Notícia atualizada às 13:44

O PS considerou, esta quinta-feira, que o Governo confirmou a sua intenção de cortar de forma retroativa e definitiva nas pensões, incluindo as mais baixas, e de pretender transferir contribuições do sistema público para fundos privados.

Estas acusações foram feitas pelo vice-presidente da bancada socialista Pedro Marques, em reação à entrevista concedida pelo ministro da Solidariedade e da Segurança Social, Pedro Mota Soares, à Rádio Renascença e «Jornal de Negócios».

«Por várias vezes o secretário-geral do PS [António José Seguro] interpelou o primeiro-ministro [Pedro Passos Coelho] sobre a estratégia de transformar aquilo que é provisório e extraordinário em cortes permanentes de pensões. O ministro da Solidariedade vem agora confirmar esses cortes de pensões» de forma «permanente e retroativa», declarou Pedro Marques aos jornalistas.
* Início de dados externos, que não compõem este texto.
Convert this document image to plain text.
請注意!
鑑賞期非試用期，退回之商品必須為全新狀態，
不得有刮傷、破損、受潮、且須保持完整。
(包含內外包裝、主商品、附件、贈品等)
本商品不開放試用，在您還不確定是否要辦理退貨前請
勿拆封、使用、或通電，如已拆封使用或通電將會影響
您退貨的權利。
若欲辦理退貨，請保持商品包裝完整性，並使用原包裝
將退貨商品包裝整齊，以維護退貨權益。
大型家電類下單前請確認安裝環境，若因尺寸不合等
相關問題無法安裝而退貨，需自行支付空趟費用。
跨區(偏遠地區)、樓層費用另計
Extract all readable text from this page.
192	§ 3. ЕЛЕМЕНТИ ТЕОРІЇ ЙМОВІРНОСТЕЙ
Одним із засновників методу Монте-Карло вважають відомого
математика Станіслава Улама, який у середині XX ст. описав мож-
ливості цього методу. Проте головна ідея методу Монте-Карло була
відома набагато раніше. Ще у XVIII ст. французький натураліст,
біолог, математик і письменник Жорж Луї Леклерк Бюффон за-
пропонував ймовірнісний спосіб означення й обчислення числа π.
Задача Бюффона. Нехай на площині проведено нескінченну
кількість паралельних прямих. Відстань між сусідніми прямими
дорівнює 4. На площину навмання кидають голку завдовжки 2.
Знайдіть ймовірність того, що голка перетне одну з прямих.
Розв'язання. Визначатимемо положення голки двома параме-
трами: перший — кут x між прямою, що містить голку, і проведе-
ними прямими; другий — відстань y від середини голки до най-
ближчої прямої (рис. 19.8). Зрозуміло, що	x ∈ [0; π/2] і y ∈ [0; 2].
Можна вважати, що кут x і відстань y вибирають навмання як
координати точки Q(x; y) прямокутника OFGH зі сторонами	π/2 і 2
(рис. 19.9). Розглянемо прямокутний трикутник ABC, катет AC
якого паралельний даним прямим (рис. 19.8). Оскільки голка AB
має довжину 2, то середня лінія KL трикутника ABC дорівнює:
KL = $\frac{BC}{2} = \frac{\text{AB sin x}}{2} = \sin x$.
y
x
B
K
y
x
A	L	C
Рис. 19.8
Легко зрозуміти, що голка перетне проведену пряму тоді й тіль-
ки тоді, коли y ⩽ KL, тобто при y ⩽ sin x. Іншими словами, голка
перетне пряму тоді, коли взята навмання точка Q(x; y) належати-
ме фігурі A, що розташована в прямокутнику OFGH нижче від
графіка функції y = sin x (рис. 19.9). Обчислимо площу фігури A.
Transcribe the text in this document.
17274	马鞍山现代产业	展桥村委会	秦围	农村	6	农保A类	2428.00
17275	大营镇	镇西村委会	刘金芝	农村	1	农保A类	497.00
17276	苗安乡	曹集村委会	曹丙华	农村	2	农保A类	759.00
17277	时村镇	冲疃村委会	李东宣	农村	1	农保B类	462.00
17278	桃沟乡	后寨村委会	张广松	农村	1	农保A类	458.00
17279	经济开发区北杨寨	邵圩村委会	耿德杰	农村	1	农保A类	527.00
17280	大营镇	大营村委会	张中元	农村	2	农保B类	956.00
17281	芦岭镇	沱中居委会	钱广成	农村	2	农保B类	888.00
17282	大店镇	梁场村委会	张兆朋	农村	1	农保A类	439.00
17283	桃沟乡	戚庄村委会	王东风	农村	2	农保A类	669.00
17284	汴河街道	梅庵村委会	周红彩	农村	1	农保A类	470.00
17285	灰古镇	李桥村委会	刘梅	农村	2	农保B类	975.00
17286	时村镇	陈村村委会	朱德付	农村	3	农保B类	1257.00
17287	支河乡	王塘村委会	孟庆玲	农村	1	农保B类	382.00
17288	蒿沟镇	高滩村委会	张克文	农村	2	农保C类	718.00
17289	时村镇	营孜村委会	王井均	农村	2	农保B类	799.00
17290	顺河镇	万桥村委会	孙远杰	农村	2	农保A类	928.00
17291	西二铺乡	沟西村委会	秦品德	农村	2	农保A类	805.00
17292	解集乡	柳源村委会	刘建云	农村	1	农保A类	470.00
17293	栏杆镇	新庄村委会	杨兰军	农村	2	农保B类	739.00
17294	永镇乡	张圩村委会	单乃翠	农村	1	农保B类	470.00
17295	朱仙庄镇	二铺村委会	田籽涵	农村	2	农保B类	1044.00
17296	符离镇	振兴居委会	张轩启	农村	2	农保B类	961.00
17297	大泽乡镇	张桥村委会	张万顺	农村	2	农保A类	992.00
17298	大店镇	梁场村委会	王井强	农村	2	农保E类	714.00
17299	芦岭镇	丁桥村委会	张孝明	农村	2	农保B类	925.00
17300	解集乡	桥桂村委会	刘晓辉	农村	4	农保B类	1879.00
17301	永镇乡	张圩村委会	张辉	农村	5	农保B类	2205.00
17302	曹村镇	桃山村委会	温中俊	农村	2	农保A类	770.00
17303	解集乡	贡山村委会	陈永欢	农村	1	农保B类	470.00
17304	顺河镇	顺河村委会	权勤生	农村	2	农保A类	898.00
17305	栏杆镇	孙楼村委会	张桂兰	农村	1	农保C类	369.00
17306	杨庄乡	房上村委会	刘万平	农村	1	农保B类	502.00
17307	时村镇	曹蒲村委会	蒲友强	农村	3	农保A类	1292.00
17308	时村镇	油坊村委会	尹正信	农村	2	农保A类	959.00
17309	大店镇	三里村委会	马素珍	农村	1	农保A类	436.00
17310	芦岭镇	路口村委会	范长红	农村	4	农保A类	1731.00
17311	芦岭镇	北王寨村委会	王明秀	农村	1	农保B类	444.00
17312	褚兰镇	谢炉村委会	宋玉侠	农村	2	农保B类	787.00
De acordo com o ex-secretário de Estado socialista, ao longo da entrevista concedida por Pedro Mota Soares, pode confirmar-se a ideia de que «o Governo quer cortar pensões contributivas, para as quais as pessoas descontaram uma vida toda, desde logo até pensões que estão a ser recebidas pelos viúvos ou viúvas daqueles que descontaram e já faleceram».

«Ao contrário do que tem sido dito pelo ministro [Pedro Mota Soares] - e que tem de ser desmentido de forma veemente -, temos um Governo que confirma cortes nas pensões mais baixas, já que este Governo corta o complemento solidário para idosos e o complemento de dependência. O complemento solidário para idosos é recebido apenas pelos idosos que vivem abaixo do limiar da pobreza e o complemento de dependência era recebido por pessoas com pensões acima de 600 euros mas que não conseguem comer ou fazer a sua higiene sozinhas», apontou Pedro Marques.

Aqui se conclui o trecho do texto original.